For investors, however, owning shares in companies that benefit from (or at least are resistant to) the effects of inflation is a solid strategy to protect your portfolio. Here's why PayPal Holdings (PYPL -1.42%) is an excellent stock that fits that description.
Taking a cut of consumer spending
PayPal generates revenue by charging fees based on the amount of payment volume that occurs on its network. In the most recent quarter, the company processed $311 billion in total payment volume (TPV), which was up 40% year over year. And sales in the three-month period were $6.2 billion, an increase of 17% compared to the second quarter of 2020. PayPal currently has 403 million active accounts, of which 32 million are merchants.
The booming fintech benefits from inflation in an interesting way. If PayPal's merchant customers raise prices for the products they sell, the transaction volume PayPal processes will rise as well. As a result, revenue and profit growth will follow. From 2015 through 2020, TPV jumped from $282 billion to $936 billion. Net income during this time exploded 242%.
Being in this powerful competitive position is why PayPal's stock is a winner, soaring almost 600% in the past five years. Operating a two-sided payments ecosystem that takes a cut of all the economic activity occurring on its platform means that whether inflation is transitory or permanent just doesn't matter. In fact, the word "inflation" wasn't even mentioned once on the company's most recent earnings call, a clear sign that management doesn't view it as an important factor affecting the business. Shareholders should adopt the same mindset.
What about pricing power?
During inflationary times, you'll often hear that buying shares in businesses that exhibit pricing power is a good plan. Top consumer-focused stocks like Netflix and Chipotle Mexican Grill immediately come to mind, as both have been successful at raising prices for customers while at the same time quickly growing sales and profits. This is a lucrative strategy if companies offer a desirable product or service, can execute extremely well, and aren't just taking advantage of their customers. The vast majority of businesses, however, aren't like this. Additionally, businesses can only raise prices so much before alienating consumers.

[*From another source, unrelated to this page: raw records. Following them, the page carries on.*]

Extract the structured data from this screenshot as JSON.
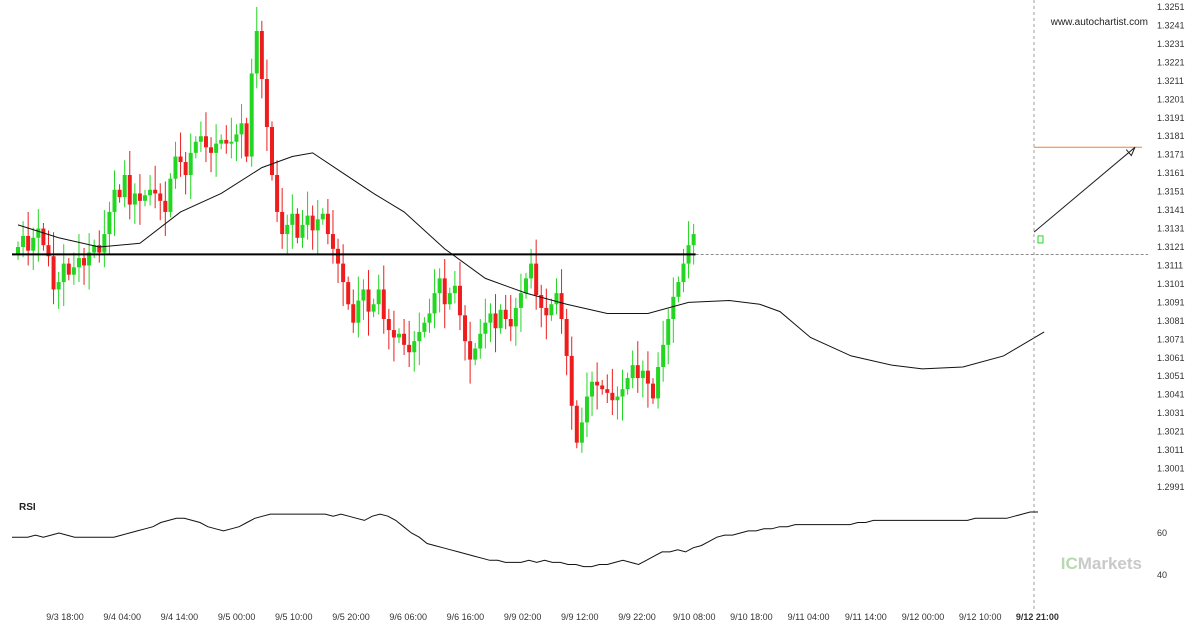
{
  "watermark": "www.autochartist.com",
  "brand": {
    "prefix": "IC",
    "suffix": "Markets"
  },
  "chart_data": [
    {
      "type": "candlestick",
      "title": "",
      "ylim": [
        1.2985,
        1.3253
      ],
      "y_ticks": [
        "1.3251",
        "1.3241",
        "1.3231",
        "1.3221",
        "1.3211",
        "1.3201",
        "1.3191",
        "1.3181",
        "1.3171",
        "1.3161",
        "1.3151",
        "1.3141",
        "1.3131",
        "1.3121",
        "1.3111",
        "1.3101",
        "1.3091",
        "1.3081",
        "1.3071",
        "1.3061",
        "1.3051",
        "1.3041",
        "1.3031",
        "1.3021",
        "1.3011",
        "1.3001",
        "1.2991"
      ],
      "x_ticks": [
        "9/3 18:00",
        "9/4 04:00",
        "9/4 14:00",
        "9/5 00:00",
        "9/5 10:00",
        "9/5 20:00",
        "9/6 06:00",
        "9/6 16:00",
        "9/9 02:00",
        "9/9 12:00",
        "9/9 22:00",
        "9/10 08:00",
        "9/10 18:00",
        "9/11 04:00",
        "9/11 14:00",
        "9/12 00:00",
        "9/12 10:00",
        "9/12 21:00"
      ],
      "close_path": [
        1.3121,
        1.3127,
        1.3119,
        1.3126,
        1.3131,
        1.3122,
        1.3116,
        1.3098,
        1.3102,
        1.3112,
        1.3106,
        1.311,
        1.3115,
        1.3111,
        1.3118,
        1.3122,
        1.3118,
        1.3128,
        1.314,
        1.3152,
        1.3148,
        1.316,
        1.3144,
        1.315,
        1.3146,
        1.3149,
        1.3152,
        1.315,
        1.3146,
        1.314,
        1.3158,
        1.317,
        1.3167,
        1.316,
        1.3172,
        1.3178,
        1.3181,
        1.3175,
        1.3172,
        1.3177,
        1.3179,
        1.3177,
        1.3178,
        1.3182,
        1.3188,
        1.317,
        1.3215,
        1.3238,
        1.3212,
        1.3186,
        1.316,
        1.314,
        1.3128,
        1.3133,
        1.3139,
        1.3126,
        1.3133,
        1.3138,
        1.313,
        1.3136,
        1.3139,
        1.3128,
        1.312,
        1.3112,
        1.3102,
        1.309,
        1.308,
        1.3092,
        1.3098,
        1.3086,
        1.309,
        1.3098,
        1.3082,
        1.3076,
        1.3072,
        1.3074,
        1.3068,
        1.3064,
        1.307,
        1.3075,
        1.308,
        1.3085,
        1.3096,
        1.3104,
        1.309,
        1.3096,
        1.31,
        1.3084,
        1.307,
        1.306,
        1.3066,
        1.3074,
        1.308,
        1.3085,
        1.3077,
        1.3087,
        1.3082,
        1.3078,
        1.3088,
        1.3096,
        1.3104,
        1.3112,
        1.3095,
        1.3088,
        1.3084,
        1.309,
        1.3096,
        1.3082,
        1.3062,
        1.3035,
        1.3015,
        1.3026,
        1.304,
        1.3048,
        1.3046,
        1.3044,
        1.3042,
        1.3038,
        1.304,
        1.3044,
        1.305,
        1.3057,
        1.305,
        1.3054,
        1.3047,
        1.3039,
        1.3056,
        1.3068,
        1.3082,
        1.3094,
        1.3102,
        1.3112,
        1.3122,
        1.3128
      ],
      "moving_average": [
        [
          0,
          1.3133
        ],
        [
          8,
          1.3126
        ],
        [
          16,
          1.3121
        ],
        [
          24,
          1.3123
        ],
        [
          32,
          1.314
        ],
        [
          40,
          1.315
        ],
        [
          48,
          1.3164
        ],
        [
          54,
          1.317
        ],
        [
          58,
          1.3172
        ],
        [
          64,
          1.3161
        ],
        [
          70,
          1.315
        ],
        [
          76,
          1.314
        ],
        [
          84,
          1.312
        ],
        [
          92,
          1.3104
        ],
        [
          100,
          1.3096
        ],
        [
          108,
          1.309
        ],
        [
          116,
          1.3085
        ],
        [
          124,
          1.3085
        ],
        [
          132,
          1.3091
        ],
        [
          140,
          1.3092
        ],
        [
          146,
          1.309
        ],
        [
          150,
          1.3086
        ],
        [
          156,
          1.3072
        ],
        [
          164,
          1.3062
        ],
        [
          172,
          1.3057
        ],
        [
          178,
          1.3055
        ],
        [
          186,
          1.3056
        ],
        [
          194,
          1.3062
        ],
        [
          202,
          1.3075
        ]
      ],
      "support_level": 1.3117,
      "target_level": 1.3175,
      "forecast_arrow": [
        1.3128,
        1.3175
      ],
      "last_price": 1.3117
    },
    {
      "type": "line",
      "title": "RSI",
      "ylim": [
        35,
        80
      ],
      "y_ticks": [
        "60",
        "40"
      ],
      "values": [
        58,
        58,
        58,
        59,
        58,
        59,
        60,
        59,
        58,
        58,
        58,
        58,
        58,
        58,
        59,
        60,
        61,
        62,
        63,
        65,
        66,
        67,
        67,
        66,
        65,
        63,
        62,
        61,
        62,
        63,
        65,
        67,
        68,
        69,
        69,
        69,
        69,
        69,
        69,
        69,
        69,
        68,
        69,
        68,
        67,
        66,
        68,
        69,
        68,
        66,
        63,
        60,
        58,
        55,
        54,
        53,
        52,
        51,
        50,
        49,
        48,
        47,
        47,
        46,
        46,
        46,
        47,
        46,
        47,
        46,
        46,
        45,
        45,
        44,
        44,
        45,
        45,
        46,
        47,
        46,
        45,
        47,
        49,
        51,
        51,
        52,
        51,
        53,
        54,
        56,
        58,
        59,
        59,
        60,
        61,
        61,
        62,
        62,
        63,
        63,
        64,
        64,
        64,
        64,
        64,
        64,
        64,
        64,
        65,
        65,
        66,
        66,
        66,
        66,
        66,
        66,
        66,
        66,
        66,
        66,
        66,
        66,
        66,
        67,
        67,
        67,
        67,
        67,
        68,
        69,
        70,
        70
      ]
    }
  ]
}
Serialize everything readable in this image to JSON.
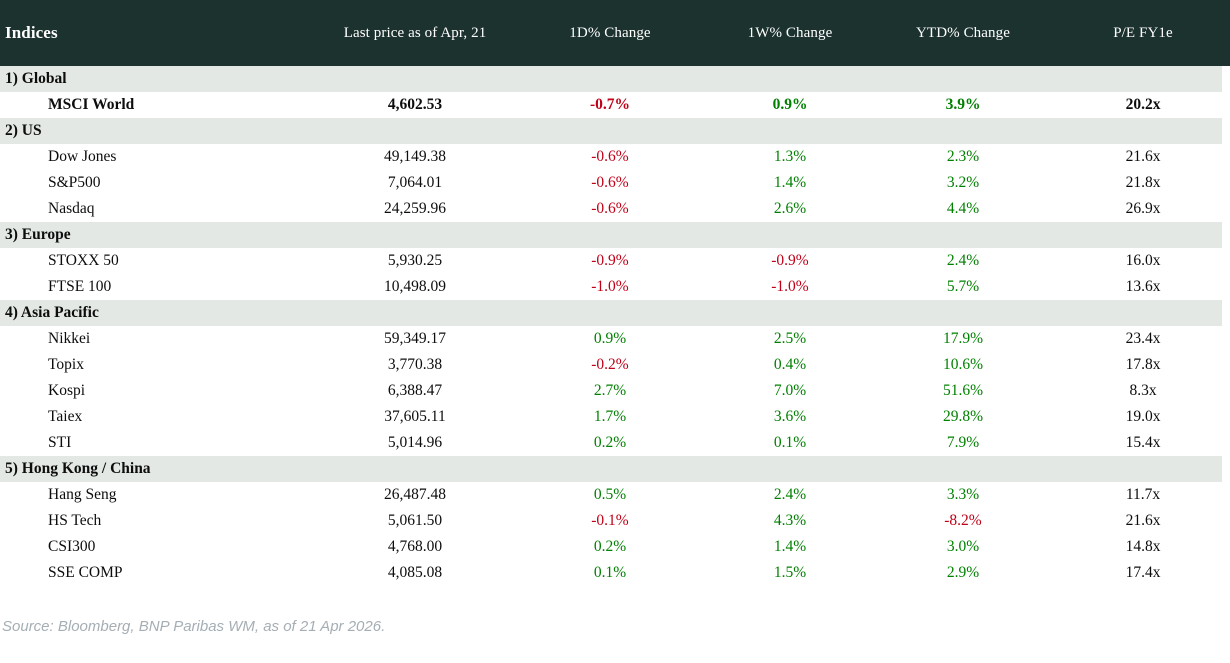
{
  "table": {
    "title": "Indices",
    "columns": [
      "Last price as of Apr, 21",
      "1D% Change",
      "1W% Change",
      "YTD% Change",
      "P/E FY1e"
    ],
    "sections": [
      {
        "label": "1) Global",
        "rows": [
          {
            "name": "MSCI World",
            "price": "4,602.53",
            "d1": "-0.7%",
            "w1": "0.9%",
            "ytd": "3.9%",
            "pe": "20.2x",
            "bold": true
          }
        ]
      },
      {
        "label": "2) US",
        "rows": [
          {
            "name": "Dow Jones",
            "price": "49,149.38",
            "d1": "-0.6%",
            "w1": "1.3%",
            "ytd": "2.3%",
            "pe": "21.6x",
            "bold": false
          },
          {
            "name": "S&P500",
            "price": "7,064.01",
            "d1": "-0.6%",
            "w1": "1.4%",
            "ytd": "3.2%",
            "pe": "21.8x",
            "bold": false
          },
          {
            "name": "Nasdaq",
            "price": "24,259.96",
            "d1": "-0.6%",
            "w1": "2.6%",
            "ytd": "4.4%",
            "pe": "26.9x",
            "bold": false
          }
        ]
      },
      {
        "label": "3) Europe",
        "rows": [
          {
            "name": "STOXX 50",
            "price": "5,930.25",
            "d1": "-0.9%",
            "w1": "-0.9%",
            "ytd": "2.4%",
            "pe": "16.0x",
            "bold": false
          },
          {
            "name": "FTSE 100",
            "price": "10,498.09",
            "d1": "-1.0%",
            "w1": "-1.0%",
            "ytd": "5.7%",
            "pe": "13.6x",
            "bold": false
          }
        ]
      },
      {
        "label": "4) Asia Pacific",
        "rows": [
          {
            "name": "Nikkei",
            "price": "59,349.17",
            "d1": "0.9%",
            "w1": "2.5%",
            "ytd": "17.9%",
            "pe": "23.4x",
            "bold": false
          },
          {
            "name": "Topix",
            "price": "3,770.38",
            "d1": "-0.2%",
            "w1": "0.4%",
            "ytd": "10.6%",
            "pe": "17.8x",
            "bold": false
          },
          {
            "name": "Kospi",
            "price": "6,388.47",
            "d1": "2.7%",
            "w1": "7.0%",
            "ytd": "51.6%",
            "pe": "8.3x",
            "bold": false
          },
          {
            "name": "Taiex",
            "price": "37,605.11",
            "d1": "1.7%",
            "w1": "3.6%",
            "ytd": "29.8%",
            "pe": "19.0x",
            "bold": false
          },
          {
            "name": "STI",
            "price": "5,014.96",
            "d1": "0.2%",
            "w1": "0.1%",
            "ytd": "7.9%",
            "pe": "15.4x",
            "bold": false
          }
        ]
      },
      {
        "label": "5) Hong Kong / China",
        "rows": [
          {
            "name": "Hang Seng",
            "price": "26,487.48",
            "d1": "0.5%",
            "w1": "2.4%",
            "ytd": "3.3%",
            "pe": "11.7x",
            "bold": false
          },
          {
            "name": "HS Tech",
            "price": "5,061.50",
            "d1": "-0.1%",
            "w1": "4.3%",
            "ytd": "-8.2%",
            "pe": "21.6x",
            "bold": false
          },
          {
            "name": "CSI300",
            "price": "4,768.00",
            "d1": "0.2%",
            "w1": "1.4%",
            "ytd": "3.0%",
            "pe": "14.8x",
            "bold": false
          },
          {
            "name": "SSE COMP",
            "price": "4,085.08",
            "d1": "0.1%",
            "w1": "1.5%",
            "ytd": "2.9%",
            "pe": "17.4x",
            "bold": false
          }
        ]
      }
    ]
  },
  "footer": {
    "source": "Source: Bloomberg, BNP Paribas WM, as of 21 Apr 2026."
  },
  "colors": {
    "header_bg": "#1b322e",
    "section_bg": "#e3e8e4",
    "negative": "#c00017",
    "positive": "#008000",
    "header_text": "#ffffff",
    "source_text": "#a5aeb4"
  }
}
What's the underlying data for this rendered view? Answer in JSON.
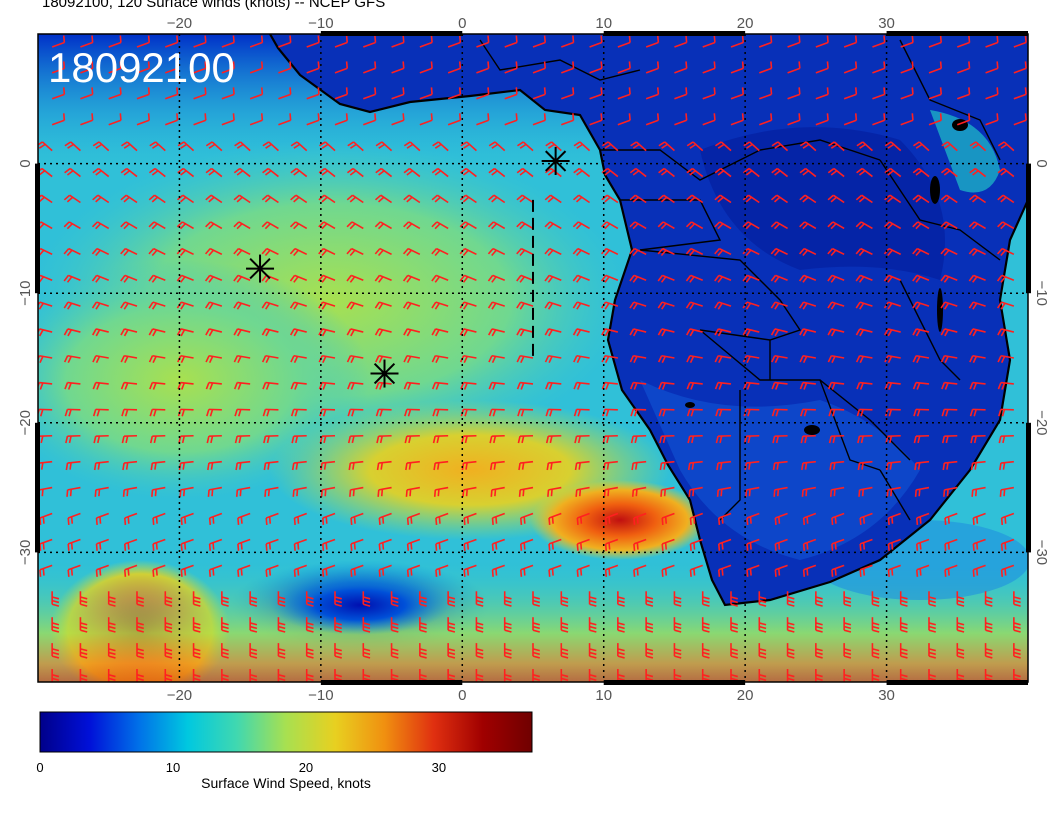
{
  "title": "18092100, 120 Surface winds (knots) -- NCEP GFS",
  "stamp": "18092100",
  "map": {
    "lon_range": [
      -30,
      40
    ],
    "lat_range": [
      -40,
      10
    ],
    "x_ticks": [
      -20,
      -10,
      0,
      10,
      20,
      30
    ],
    "y_ticks": [
      0,
      -10,
      -20,
      -30
    ],
    "x_tick_labels": [
      "−20",
      "−10",
      "0",
      "10",
      "20",
      "30"
    ],
    "y_tick_labels": [
      "0",
      "−10",
      "−20",
      "−30"
    ],
    "markers": [
      {
        "lon": 6.6,
        "lat": 0.2
      },
      {
        "lon": -14.3,
        "lat": -8.1
      },
      {
        "lon": -5.5,
        "lat": -16.2
      }
    ],
    "dashed_line": [
      {
        "lon": 5.0,
        "lat": -2.8
      },
      {
        "lon": 5.0,
        "lat": -15.0
      }
    ],
    "wind_barb_color": "#ff2020",
    "coast_color": "#000000"
  },
  "colorbar": {
    "label": "Surface Wind Speed, knots",
    "range": [
      0,
      37
    ],
    "tick_values": [
      0,
      10,
      20,
      30
    ],
    "tick_labels": [
      "0",
      "10",
      "20",
      "30"
    ],
    "colors": [
      "#00008a",
      "#0010d8",
      "#0070e8",
      "#00c8e0",
      "#40d8b0",
      "#a8e050",
      "#e8d020",
      "#f09010",
      "#e03010",
      "#a00000",
      "#700000"
    ]
  }
}
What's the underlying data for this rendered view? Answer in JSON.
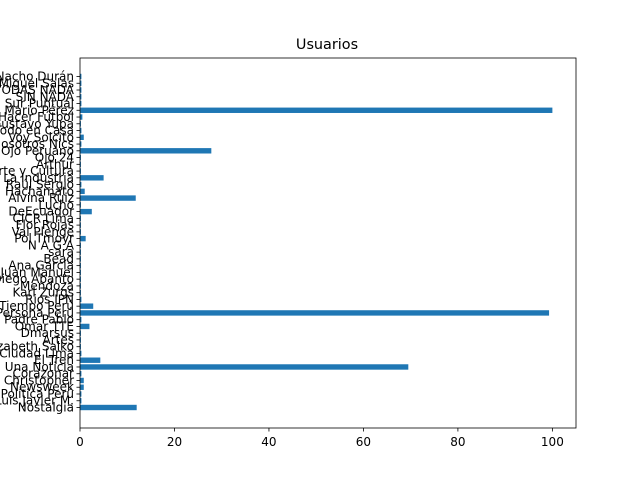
{
  "chart_data": {
    "type": "bar",
    "orientation": "horizontal",
    "title": "Usuarios",
    "xlabel": "",
    "ylabel": "",
    "xlim": [
      0,
      105
    ],
    "xticks": [
      0,
      20,
      40,
      60,
      80,
      100
    ],
    "grid": false,
    "legend": "none",
    "bar_color": "#1f77b4",
    "categories": [
      "Nacho Durán",
      "Miguel Salas",
      "TODAS NADA",
      "SIN NADA",
      "Sur Puntual",
      "Mario Pérez",
      "Hacer Fútbol",
      "Gustavo Yupa",
      "Todo en Casa",
      "Voy Solcito",
      "Nosotros Nics",
      "Ojo Peruano",
      "Ojo 24",
      "Arthur",
      "Arte y Cultura",
      "La Industria",
      "Raúl Sergio",
      "Hachamato",
      "Alvina Ruiz",
      "Lucho",
      "DeEcuador",
      "CICR Lima",
      "Flor Rojas",
      "Val Plenge",
      "Pol Tmoyr",
      "N A G A",
      "sara",
      "Bead",
      "Ana García",
      "Juan Manuel",
      "Diego Abanto",
      "Mendoza",
      "Karl Zurgs",
      "Rios IPN",
      "Tiempo Perú",
      "Persona Perú",
      "Padre Pablo",
      "Omar TTE",
      "Dmarsus",
      "Artes",
      "Elizabeth Salko",
      "Ciudad Lima",
      "El Tren",
      "Una Noticia",
      "Corazonar",
      "Christopher",
      "Newsweek",
      "Política Perú",
      "Luis Javier M.",
      "Nostalgia"
    ],
    "values": [
      0.3,
      0.3,
      0.3,
      0.3,
      0.3,
      100,
      0.5,
      0.2,
      0.3,
      0.8,
      0.3,
      27.8,
      0.2,
      0.2,
      0.2,
      5.0,
      0.3,
      1.0,
      11.8,
      0.2,
      2.5,
      0.2,
      0.2,
      0.2,
      1.2,
      0.2,
      0.2,
      0.2,
      0.2,
      0.2,
      0.2,
      0.2,
      0.2,
      0.3,
      2.8,
      99.3,
      0.3,
      2.0,
      0.2,
      0.2,
      0.2,
      0.3,
      4.3,
      69.5,
      0.3,
      0.8,
      0.8,
      0.3,
      0.3,
      12.0
    ]
  }
}
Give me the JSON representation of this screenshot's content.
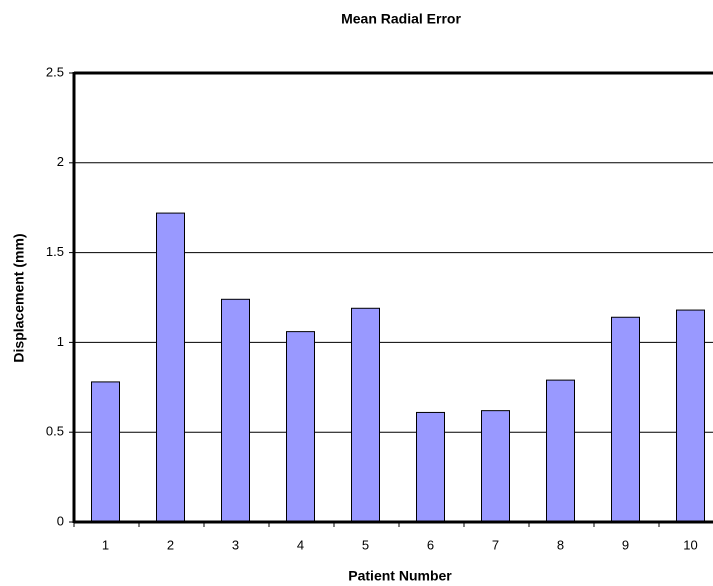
{
  "chart_data": {
    "type": "bar",
    "title": "Mean Radial Error",
    "x_label": "Patient Number",
    "y_label": "Displacement (mm)",
    "categories": [
      "1",
      "2",
      "3",
      "4",
      "5",
      "6",
      "7",
      "8",
      "9",
      "10"
    ],
    "values": [
      0.78,
      1.72,
      1.24,
      1.06,
      1.19,
      0.61,
      0.62,
      0.79,
      1.14,
      1.18
    ],
    "color": "#9999ff",
    "ylim": [
      0,
      2.5
    ],
    "yticks": [
      0,
      0.5,
      1,
      1.5,
      2,
      2.5
    ],
    "grid": true
  }
}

Owning a payments company like PayPal is the next best alternative. And because it only facilitates transactions on its network, it also might be a better and more sustainable approach. Individual consumers don't see or care about what the payment network charges. Merchants do, but the fact that consumers are 60% more likely to purchase something when PayPal is present at checkout is valuable enough for them. Both user groups appreciate the convenience and security PayPal offers above anything else.
If you pay attention to the financial news, inflation is the single topic you hear about the most. Try not to worry too much about it. Instead, consider buying shares in PayPal. It's one of the best ways to position your portfolio for higher prices.